Benchmarks and performance

  • Extract substitute benchmarks: Graspgen outperformed state-of-the-art baselines such as Contact-GraspNet and M2T2 (via the broad edge) (the task successfully improved nearly 17% compared to Contact-GraspNet). Even Oracle Planners with ground mastery work hard to push the mission successfully to over 49%, highlighting the challenge.
  • Profits from precision coverage: Graspgen significantly improves the success accuracy and spatial coverage of GRASP compared to previous diffusion and contact point models, indicating higher diversity and quality of GRASP recommendations.
  • Real robot experiments: Using UR10 robots with Realsense depth sensing, GraspGen has reached 81.3% overall mastery in various real worlds (including chaos, baskets, shelves), and 28% success over M2T2. It only produces a focus mastery on the target object, avoiding false crawling seen in scene-centric models.

Dataset Publishing and Open Source

Nvidia has publicly released the GraspGen dataset to facilitate the progress of the community. It consists of approximately 53 million simulated grips in 8,515 object grids licensed under the policy of allowing creative sharing. Datasets were generated using NVIDIA ISAAC SIM and have detailed physical-based GRASP success tags, including shaking tests for stability.

In addition to the dataset, GraspGen code base and estimated models are provided under the open source license, and other project materials are provided

in conclusion

GraspGen represents a significant advancement in over 6 robotic grappling hooks, introducing a diffusion-based generative framework that outperforms previous methods while scaling across multiple grip, scene complexity, and observability conditions. Its new mastery training formula decisively scores can decisively improve the filtering of model errors, resulting in a huge improvement in mastering success and task-level performance in simulated and real robots.
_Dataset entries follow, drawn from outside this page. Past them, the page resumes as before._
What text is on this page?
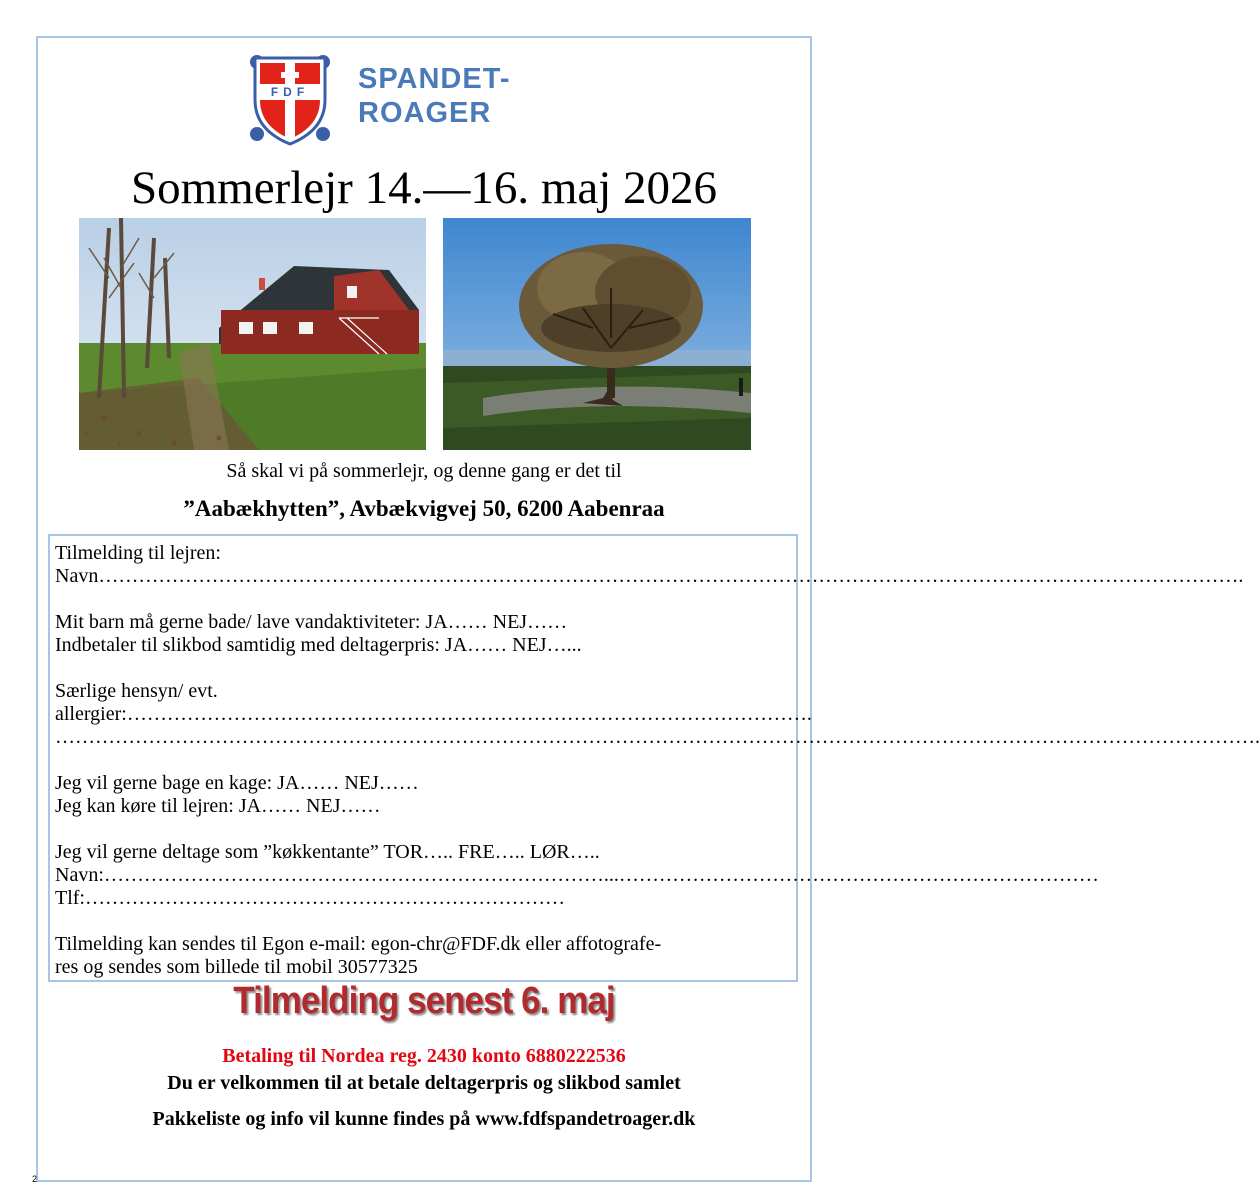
FDF SPANDET-
ROAGER
Sommerlejr 14.—16. maj 2026
Så skal vi på sommerlejr, og denne gang er det til
”Aabækhytten”, Avbækvigvej 50, 6200 Aabenraa
Tilmelding til lejren:
Navn……………………………………………………………………………………………………………………………………………………….
Mit barn må gerne bade/ lave vandaktiviteter: JA…… NEJ……
Indbetaler til slikbod samtidig med deltagerpris: JA…… NEJ…...
Særlige hensyn/ evt. allergier:………………………………………………………………………………………….
……………………………………………………………………………………………………………………………………………………………….
Jeg vil gerne bage en kage: JA…… NEJ……
Jeg kan køre til lejren: JA…… NEJ……
Jeg vil gerne deltage som ”køkkentante” TOR….. FRE….. LØR…..
Navn:…………………………………………………………………...………………………………………………………………Tlf:………………………………………………………………
Tilmelding kan sendes til Egon e-mail: egon-chr@FDF.dk eller affotografe-
res og sendes som billede til mobil 30577325
Tilmelding senest 6. maj
Betaling til Nordea reg. 2430 konto 6880222536
Du er velkommen til at betale deltagerpris og slikbod samlet
Pakkeliste og info vil kunne findes på www.fdfspandetroager.dk
2
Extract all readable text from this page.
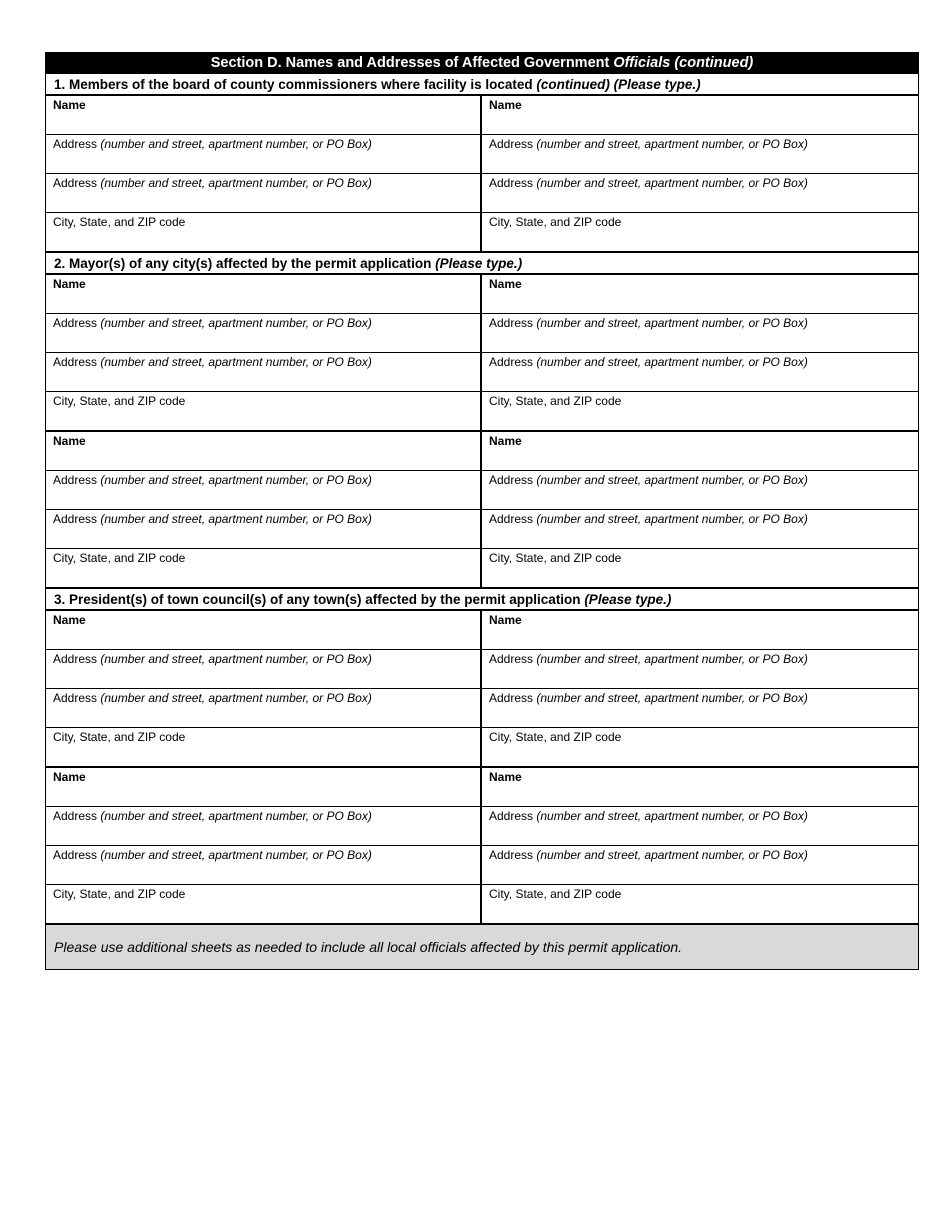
Section D. Names and Addresses of Affected Government Officials (continued)
1. Members of the board of county commissioners where facility is located (continued) (Please type.)
Name
Address (number and street, apartment number, or PO Box)
Address (number and street, apartment number, or PO Box)
City, State, and ZIP code
Name
Address (number and street, apartment number, or PO Box)
Address (number and street, apartment number, or PO Box)
City, State, and ZIP code
2. Mayor(s) of any city(s) affected by the permit application (Please type.)
Name
Address (number and street, apartment number, or PO Box)
Address (number and street, apartment number, or PO Box)
City, State, and ZIP code
Name
Address (number and street, apartment number, or PO Box)
Address (number and street, apartment number, or PO Box)
City, State, and ZIP code
Name
Address (number and street, apartment number, or PO Box)
Address (number and street, apartment number, or PO Box)
City, State, and ZIP code
Name
Address (number and street, apartment number, or PO Box)
Address (number and street, apartment number, or PO Box)
City, State, and ZIP code
3. President(s) of town council(s) of any town(s) affected by the permit application (Please type.)
Name
Address (number and street, apartment number, or PO Box)
Address (number and street, apartment number, or PO Box)
City, State, and ZIP code
Name
Address (number and street, apartment number, or PO Box)
Address (number and street, apartment number, or PO Box)
City, State, and ZIP code
Name
Address (number and street, apartment number, or PO Box)
Address (number and street, apartment number, or PO Box)
City, State, and ZIP code
Name
Address (number and street, apartment number, or PO Box)
Address (number and street, apartment number, or PO Box)
City, State, and ZIP code
Please use additional sheets as needed to include all local officials affected by this permit application.
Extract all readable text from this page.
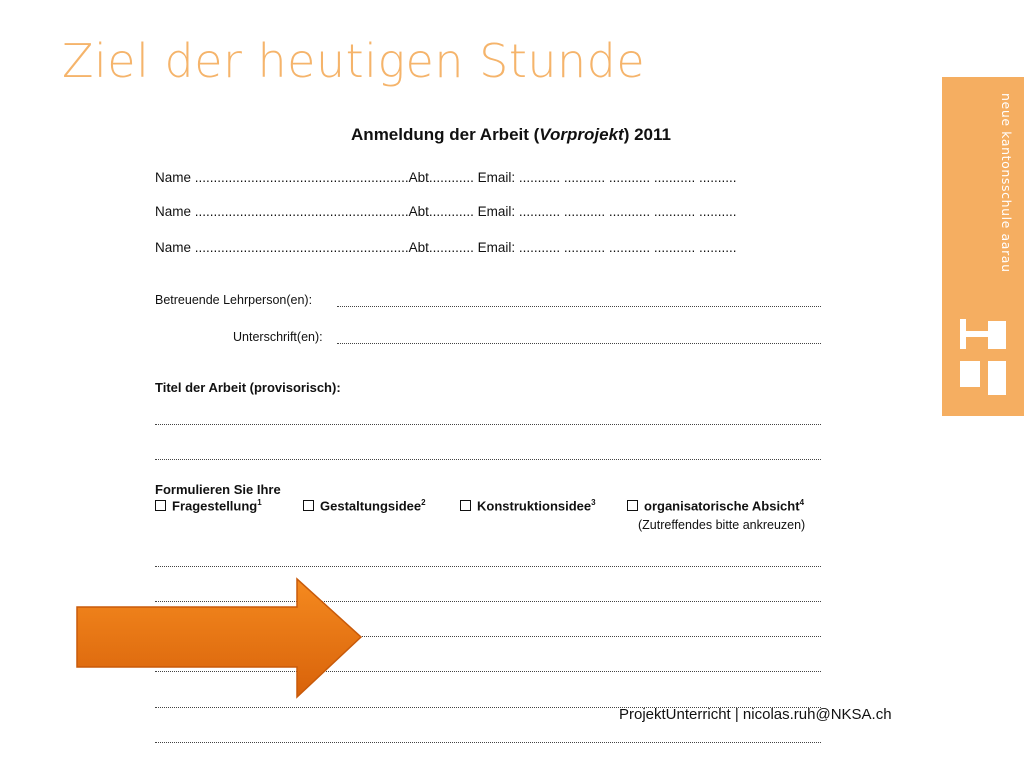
Ziel der heutigen Stunde
neue kantonsschule aarau
Anmeldung der Arbeit (Vorprojekt) 2011
Name .........................................................Abt............ Email: ........... ........... ........... ........... ..........
Name .........................................................Abt............ Email: ........... ........... ........... ........... ..........
Name .........................................................Abt............ Email: ........... ........... ........... ........... ..........
Betreuende Lehrperson(en):
Unterschrift(en):
Titel der Arbeit (provisorisch):
Formulieren Sie Ihre
Fragestellung$^1$	Gestaltungsidee$^2$	Konstruktionsidee$^3$	organisatorische Absicht$^4$
(Zutreffendes bitte ankreuzen)
ProjektUnterricht | nicolas.ruh@NKSA.ch
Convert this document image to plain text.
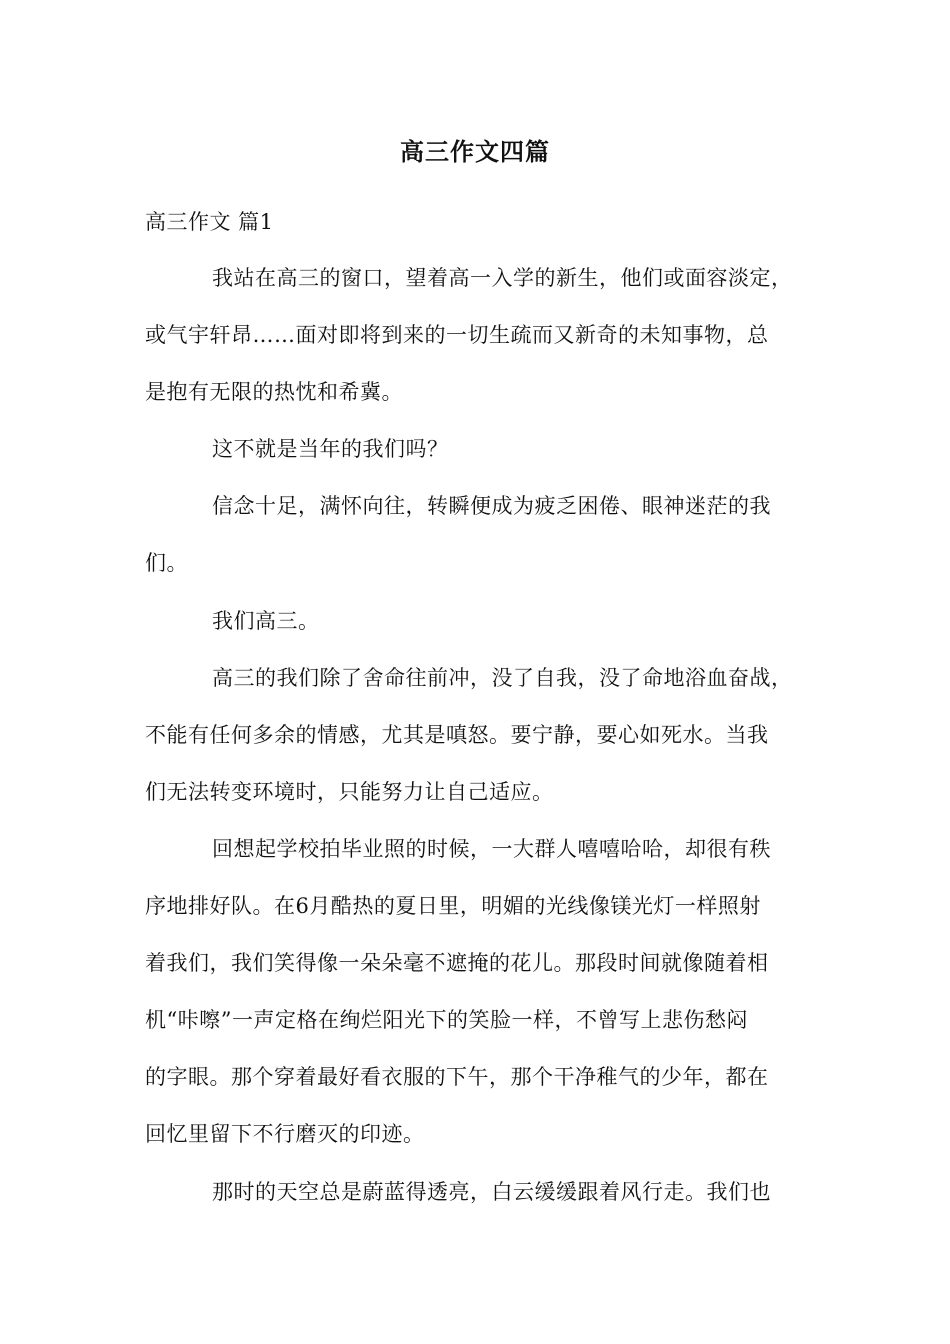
高三作文四篇
高三作文 篇1
我站在高三的窗口，望着高一入学的新生，他们或面容淡定，
或气宇轩昂……面对即将到来的一切生疏而又新奇的未知事物，总
是抱有无限的热忱和希冀。
这不就是当年的我们吗？
信念十足，满怀向往，转瞬便成为疲乏困倦、眼神迷茫的我
们。
我们高三。
高三的我们除了舍命往前冲，没了自我，没了命地浴血奋战，
不能有任何多余的情感，尤其是嗔怒。要宁静，要心如死水。当我
们无法转变环境时，只能努力让自己适应。
回想起学校拍毕业照的时候，一大群人嘻嘻哈哈，却很有秩
序地排好队。在6月酷热的夏日里，明媚的光线像镁光灯一样照射
着我们，我们笑得像一朵朵毫不遮掩的花儿。那段时间就像随着相
机“咔嚓”一声定格在绚烂阳光下的笑脸一样，不曾写上悲伤愁闷
的字眼。那个穿着最好看衣服的下午，那个干净稚气的少年，都在
回忆里留下不行磨灭的印迹。
那时的天空总是蔚蓝得透亮，白云缓缓跟着风行走。我们也
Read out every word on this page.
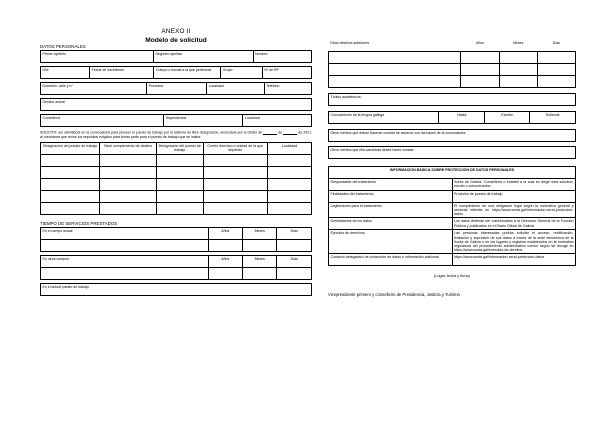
ANEXO II
Modelo de solicitud
DATOS PERSONALES
Primer apellido	Segundo apellido	Nombre
DNI	Fecha de nacimiento	Cuerpo o escala a la que pertenece	Grupo	Nº de RP
Domicilio, calle y nº	Provincia	Localidad	Teléfono
Destino actual
Consellería	Dependencia	Localidad
SOLICITO: ser admitido/a en la convocatoria para proveer el puesto de trabajo por el sistema de libre designación, anunciada por la Orden de	de	de 2021, al considerar que reúne los requisitos exigidos para tomar parte para el puesto de trabajo que se indica:
Designación del puesto de trabajo	Nivel complemento de destino	Designación del puesto de trabajo	Centro directivo o unidad de la que depende	Localidad

TIEMPO DE SERVICIOS PRESTADOS
En el cuerpo actual	Años	Meses	Días

En otros cuerpos	Años	Meses	Días

En el actual puesto de trabajo
Otros destinos anteriores	Años	Meses	Días

Títulos académicos:
Conocimiento de la lengua gallega	Habla	Escribe	Entiende
Otros méritos que deban hacerse constar de acuerdo con las bases de la convocatoria:
Otros méritos que ella candidata desee hacer constar:
INFORMACIÓN BÁSICA SOBRE PROTECCIÓN DE DATOS PERSONALES	
Responsable del tratamiento	Xunta de Galicia. Consellería o entidad a la cual se dirige esta solicitud, escrito o comunicación
Finalidades del tratamiento	Provisión de puesto de trabajo
Legitimación para el tratamiento	El cumplimiento de una obligación legal según la normativa general y sectorial referida en https://www.xunta.gal/informacion-xeral-proteccion-datos
Destinatarios de los datos	Los datos deberán ser comunicados a la Dirección General de la Función Pública y publicados en el Diario Oficial de Galicia
Ejercicio de derechos	Las personas interesadas podrán solicitar el acceso, rectificación, limitación y supresión de sus datos a través de la sede electrónica de la Xunta de Galicia o en los lugares y registros establecidos en la normativa reguladora del procedimiento administrativo común según se recoge en https://www.xunta.gal/exercicio-de-dereitos
Contacto delegada/o de protección de datos e información adicional	https://www.xunta.gal/informacion-xeral-proteccion-datos
(Lugar, fecha y firma)
Vicepresidente primero y conselleiro de Presidencia, Justicia y Turismo
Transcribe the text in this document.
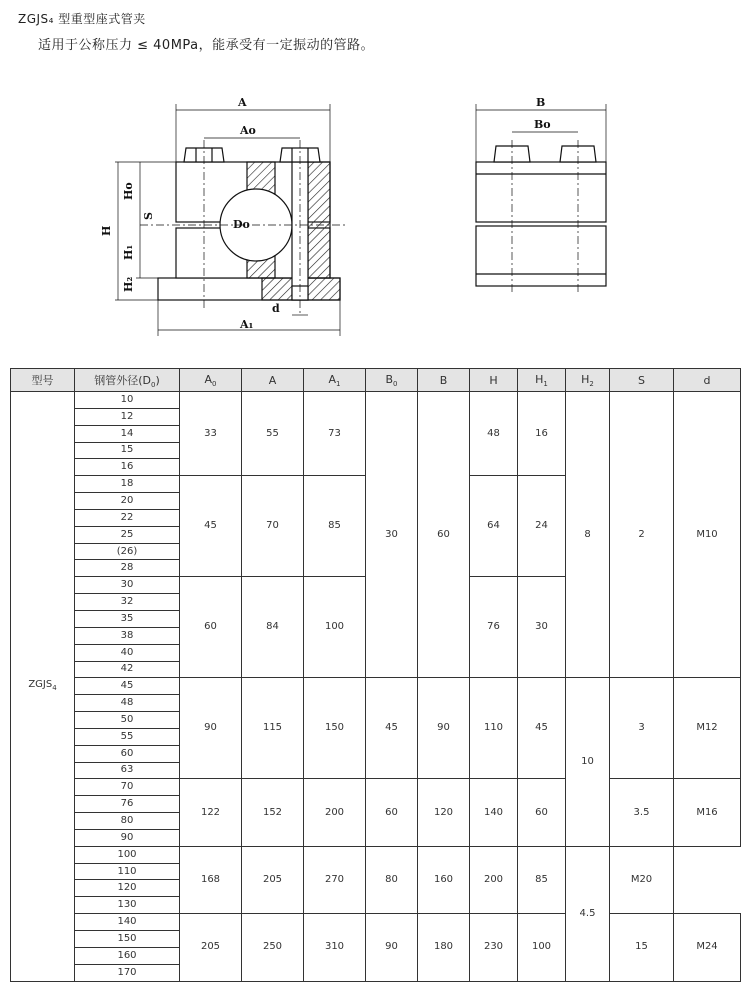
ZGJS₄ 型重型座式管夹
适用于公称压力 ≤ 40MPa，能承受有一定振动的管路。
A
Ao
Ho
S
H	Do
H₁
H₂
d
A₁
B
Bo
型号	钢管外径$(D_0)$	$A_0$	A	$A_1$	$B_0$	B	H	$H_1$	$H_2$	S	d
$ZGJS_4$	10	33	55	73	30	60	48	16	8	2	M10
	12										
	14										
	15										
	16										
	18	45	70	85			64	24			
	20										
	22										
	25										
	(26)										
	28										
	30	60	84	100			76	30			
	32										
	35										
	38										
	40										
	42										
	45	90	115	150	45	90	110	45	10	3	M12
	48										
	50										
	55										
	60										
	63										
	70	122	152	200	60	120	140	60		3.5	M16
	76										
	80										
	90										
	100	168	205	270	80	160	200	85	4.5	M20	
	110										
	120										
	130										
	140	205	250	310	90	180	230	100		15	M24
	150										
	160										
	170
By publicly freeing code and mastering datasets with extensive synthetic mastery, NVIDIA has given Robotics Community to further develop and apply these innovations. The GraspGen framework consolidates simulation, learning and modular robot components into turnkey solutions, bringing the vision of reliable, real-world robot grips as a broadly applicable fundamental building block in general robotic operations.


Check Paper,,,,, project and Github page. All credits for this study are to the researchers on the project. Subscribe now To our AI newsletter


Michal Sutter is a data science professional with a master’s degree in data science from the University of Padua. With a solid foundation in statistical analysis, machine learning, and data engineering, Michal excels in transforming complex data sets into actionable insights.